Today, we start with one of the most basic fundamentals, a feature that is meant to slow down one’s thinking and help filter out the noise of small, sudden mvoements.
Point and Figure charting is unique in its price-action focus on the market. Unlike time-based charts, it only plots significant price movements, filtering out minor fluctuations and noise. One of the fundamental concepts in Point and Figure analysis is the 3-Box Reversal, a crucial signal for identifying potential trend changes.
So, what exactly is a 3-Box Reversal? Simply put, it’s a reversal signal that occurs when the price moves three dollars (or ‘boxes’ as we call them… more on that in a minute), nothing less.
In a column of X’s (indicating an uptrend), a 3-Box Reversal is triggered when a column of O’s forms and extends for at least three boxes below the highest box in the preceding X column.
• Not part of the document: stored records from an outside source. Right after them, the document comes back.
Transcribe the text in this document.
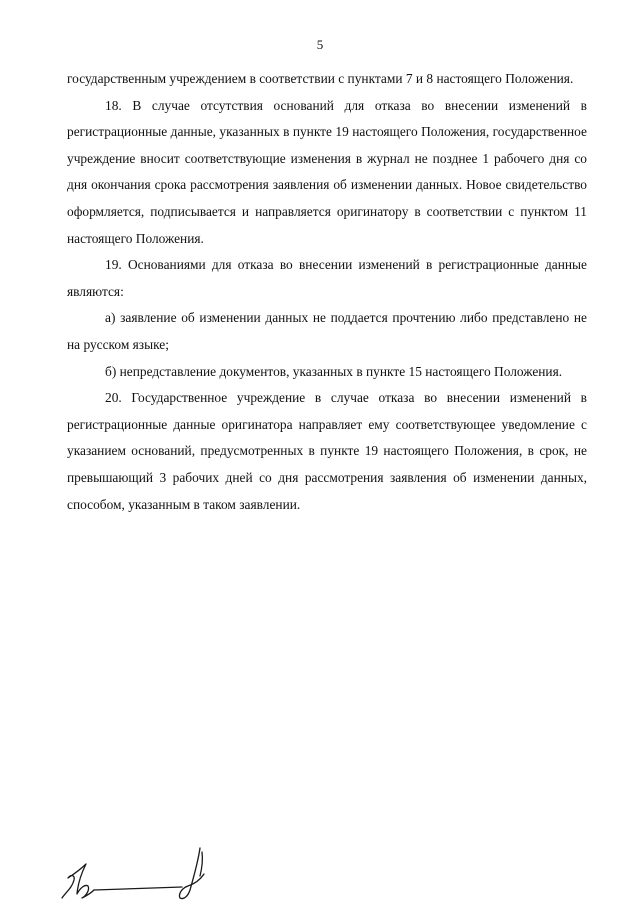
5

государственным учреждением в соответствии с пунктами 7 и 8 настоящего Положения.

18. В случае отсутствия оснований для отказа во внесении изменений в регистрационные данные, указанных в пункте 19 настоящего Положения, государственное учреждение вносит соответствующие изменения в журнал не позднее 1 рабочего дня со дня окончания срока рассмотрения заявления об изменении данных. Новое свидетельство оформляется, подписывается и направляется оригинатору в соответствии с пунктом 11 настоящего Положения.

19. Основаниями для отказа во внесении изменений в регистрационные данные являются:

а) заявление об изменении данных не поддается прочтению либо представлено не на русском языке;

б) непредставление документов, указанных в пункте 15 настоящего Положения.

20. Государственное учреждение в случае отказа во внесении изменений в регистрационные данные оригинатора направляет ему соответствующее уведомление с указанием оснований, предусмотренных в пункте 19 настоящего Положения, в срок, не превышающий 3 рабочих дней со дня рассмотрения заявления об изменении данных, способом, указанным в таком заявлении.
Conversely, in a downtrend represented by a column of O’s, a 3-Box Reversal occurs when a column of X’s appears and rises at least three boxes above the lowest box in the prior O column.
Smaller 1-2 point moves are filtered out, which leads to clearer pictures and repeatable, recognizable patterns we can act on.
A key element of constructing a Point and Figure chart is determining the box size, and this size isn’t fixed. It typically varies depending on the price level of the stock being analyzed. For stocks trading below $20, the box size shrinks to $0.50. As the stock price increases, the box size is often adjusted upwards to maintain relevance and avoid excessive charting. Thus, for stocks trading above $100, a larger box size of $2 is employed. These varying box sizes help ensure that the charts accurately reflect significant price changes relative to the stock’s trading range.
Why is the 3-Box Reversal so important? It’s primarily used to identify potential shifts in market sentiment, momentum and the start of a new trend. By requiring a move of three boxes, it helps to filter out minor counter-trend bounces or pullbacks that might occur within an established trend. This helps traders avoid being whipsawed by short-term volatility.